Question

[ Logarithm ]
Solve the given question ​

Answer 1

$\boxed{\textsf{Answer}}$

$\text{\underline{Step A: Finding the Power}}$

First, let's evaluate the power.

Let,

$\hookrightarrow A=\dfrac{1}{3\sqrt{2}},\ B=4$

Then we need to find

$\hookrightarrow 6+\log_{\frac{3}{2}}(A\sqrt{B-A\sqrt{B-A\sqrt{B\cdots} } } )$

So let

$\hookrightarrow X=A\sqrt{B-A\sqrt{B-A\sqrt{B\cdots } } }$.

By squaring both sides,

$\hookrightarrow X^{2}=A^{2}(B-A\sqrt{B-A\sqrt{B-A\sqrt{B\cdots } } } )$

$\hookrightarrow X^{2}=A^{2}(B-X)$

$\hookrightarrow X^{2}+A^{2}X-A^{2}B=0$

Let's solve the quadratic equation. Substitute the values of $A$ and $B$ we get,

$\hookrightarrow X^{2}+\dfrac{1}{18} X-\dfrac{2}{9} =0$

$\hookrightarrow 18X^{2}+X-4=0$

$\hookrightarrow (9X-4)(2X+1)=0$

$\hookrightarrow X=\dfrac{4}{9} \ \text{or}\ X=-\dfrac{1}{2}$

The second solution gets rejected, as square roots are non-negative.

Hence, the value of the power is $X=\dfrac{4}{9}$.

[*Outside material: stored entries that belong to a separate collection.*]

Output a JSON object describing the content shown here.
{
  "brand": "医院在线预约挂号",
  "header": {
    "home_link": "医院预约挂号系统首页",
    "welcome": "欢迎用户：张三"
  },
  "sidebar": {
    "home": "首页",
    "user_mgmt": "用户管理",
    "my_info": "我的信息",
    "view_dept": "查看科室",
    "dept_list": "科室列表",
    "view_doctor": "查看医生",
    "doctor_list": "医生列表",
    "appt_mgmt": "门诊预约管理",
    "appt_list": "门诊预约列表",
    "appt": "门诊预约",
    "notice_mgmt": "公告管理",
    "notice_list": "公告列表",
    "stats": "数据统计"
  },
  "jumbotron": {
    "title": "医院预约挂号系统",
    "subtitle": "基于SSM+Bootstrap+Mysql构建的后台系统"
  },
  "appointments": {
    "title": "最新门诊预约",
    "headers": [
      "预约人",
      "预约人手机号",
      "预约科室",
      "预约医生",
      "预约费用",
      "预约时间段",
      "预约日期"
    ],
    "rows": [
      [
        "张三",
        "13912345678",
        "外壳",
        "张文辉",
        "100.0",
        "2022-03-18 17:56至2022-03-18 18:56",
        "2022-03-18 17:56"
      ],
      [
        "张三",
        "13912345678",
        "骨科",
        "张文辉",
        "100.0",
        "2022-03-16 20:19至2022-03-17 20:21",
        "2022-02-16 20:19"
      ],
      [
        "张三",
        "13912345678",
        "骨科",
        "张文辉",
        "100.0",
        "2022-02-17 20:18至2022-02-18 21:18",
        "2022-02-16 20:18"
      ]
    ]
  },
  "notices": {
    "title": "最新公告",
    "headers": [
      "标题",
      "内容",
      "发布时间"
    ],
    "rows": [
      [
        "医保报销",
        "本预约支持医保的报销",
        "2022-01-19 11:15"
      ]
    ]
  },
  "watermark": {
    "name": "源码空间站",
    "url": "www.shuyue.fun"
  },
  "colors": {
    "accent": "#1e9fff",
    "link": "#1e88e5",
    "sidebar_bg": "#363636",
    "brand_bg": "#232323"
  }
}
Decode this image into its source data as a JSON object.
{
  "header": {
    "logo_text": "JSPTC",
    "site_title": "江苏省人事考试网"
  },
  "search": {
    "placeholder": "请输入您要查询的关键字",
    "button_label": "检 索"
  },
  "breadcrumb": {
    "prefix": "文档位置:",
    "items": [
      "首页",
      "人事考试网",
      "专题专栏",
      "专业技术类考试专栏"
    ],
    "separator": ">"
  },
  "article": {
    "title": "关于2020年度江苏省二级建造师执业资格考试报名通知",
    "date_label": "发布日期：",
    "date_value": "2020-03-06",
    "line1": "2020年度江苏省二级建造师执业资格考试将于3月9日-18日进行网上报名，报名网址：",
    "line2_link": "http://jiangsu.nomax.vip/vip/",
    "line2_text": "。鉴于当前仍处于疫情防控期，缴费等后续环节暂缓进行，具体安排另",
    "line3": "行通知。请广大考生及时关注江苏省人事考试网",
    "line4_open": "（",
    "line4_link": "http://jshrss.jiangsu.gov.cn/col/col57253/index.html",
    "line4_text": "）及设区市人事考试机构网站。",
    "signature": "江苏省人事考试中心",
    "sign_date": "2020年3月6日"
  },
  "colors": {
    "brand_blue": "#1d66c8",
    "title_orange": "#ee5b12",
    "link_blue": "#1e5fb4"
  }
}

$\text{\underline{Step B: Using Logarithm Rules}}$

The logarithm,

$\hookrightarrow 6+\log_{\frac{3}{2} }\dfrac{4}{9}$

$\hookrightarrow 6+\log_{\frac{3}{2}}\left(\dfrac{3}{2} \right)^{-2}$

$\hookrightarrow 6-2\ \text{[Exponent Rule of Logarithm]}$

$\hookrightarrow 4 \ \text{\underline{(ANSWER.)}}$

$\boxed{\textsf{Conclusion}}$

Hence, the required answer is $4$.